So you think gear doesn't matter? Or maybe you are on the side of those who are all about the supremacy of gear at the expense of creative expression? So many folks side with one or the other, or split the difference for the sake of peace and tranquility. If gear does matter, then the arguments go to which gear matters more. It's always interesting and fun to sit with a group of photographers, preferably at some outside café, and talk shop.
I love the argument that says, "Well, do you think Picasso and his artist friends argued which brushes were best?", or that other professions like plumbers don't discuss the tools of their trade like photographers do. Fact is, we weren't privy to those enchanting discussions between Picasso and his group at the Paris cafés, or sit with a gathering of plumbers or (insert trade) in order to know what they discuss. But, humans being humans, in all walks of life, we talk about "gear."

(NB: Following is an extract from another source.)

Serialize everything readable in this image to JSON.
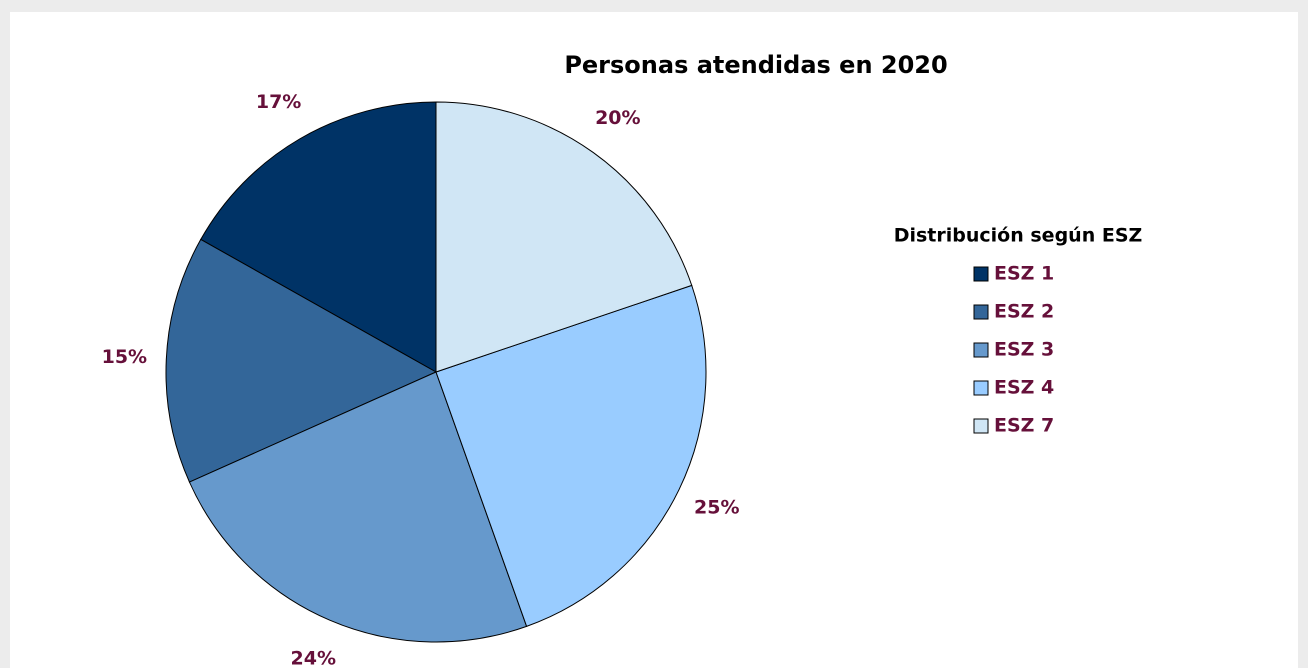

We talk about techniques, vision, style, sensibilities, taste, trends and the tools that make those things possible. And that is what gear is: tools. Cameras/lenses, software, film, hardware, and all the accompanying accessories that go with, are simply tools. Tools of the trade. Nothing new there.
But why it is important as I see it, as important as the creative vision itself, is that the tools make possible the vision to exist. If the argument goes: "it doesn't matter what hammer you use, they all pound nails..." I would agree with the last part, not the first part. I would not use a hammer that caused blisters or was awkward to use. It might be fine for someone else, but it doesn't fit me. If a tool, a camera, lens, software or other hardware tool doesn't create some spark of excitement in you to pick it up every day and learn it, play with it, experiment with it, and discover new possibilities with it to create what is your vision, why bother with it?
That's why questions about which gear is best for someone can't really be answered by anyone else. It's a matter of personal taste and what fits you. You can discuss, argue, and research until the cows come home, but in the end, you have to be excited enough by your tools to want to use them. The first camera I ever used was an old Yashica Mat twin-lens reflex camera (think Vivian Maier) borrowed from the high school photo dept., which I thought of as a Cracker Jack box: a boxy film camera with a prize inside. That prize was the exposed film, my image, that I was going to make into art. I didn't care much for the camera then, it was just a means to an end.
One day a fellow student, sporting a fancy 35mm camera and new lens, took to berating me for using a beat up old school camera, while he had the best camera money could buy. I really didn't know what to say. I guess I had my first "hater" as early as high school! My wonderful photography teacher, hearing this from his office, came out in an indignant sort of rage and proceeded to put this student in his place, saying that I, with my worn used camera could out shoot him any day, and no matter what camera this fellow student had, he couldn't shoot his way out of a wet paper bag! Way to go, Don!
I never looked at gear the same after that. It was important, all of it. But what matters most lays in how you use it! The marriage of all the elements from vision to tools, to final image, and everything that goes into the process matters. The process matters! One thing I love in these incredibly creative times is the tools, as evolving as they are, are readily available to try out, and see what fits. You can rent most any camera, lens and accessory you want, before you commit to buying something based on someone else's opinion. Places like LensPro To Go, and BorrowLenses are great resources to try out all kinds of gear, get to know it, and see if it's the right tool for you.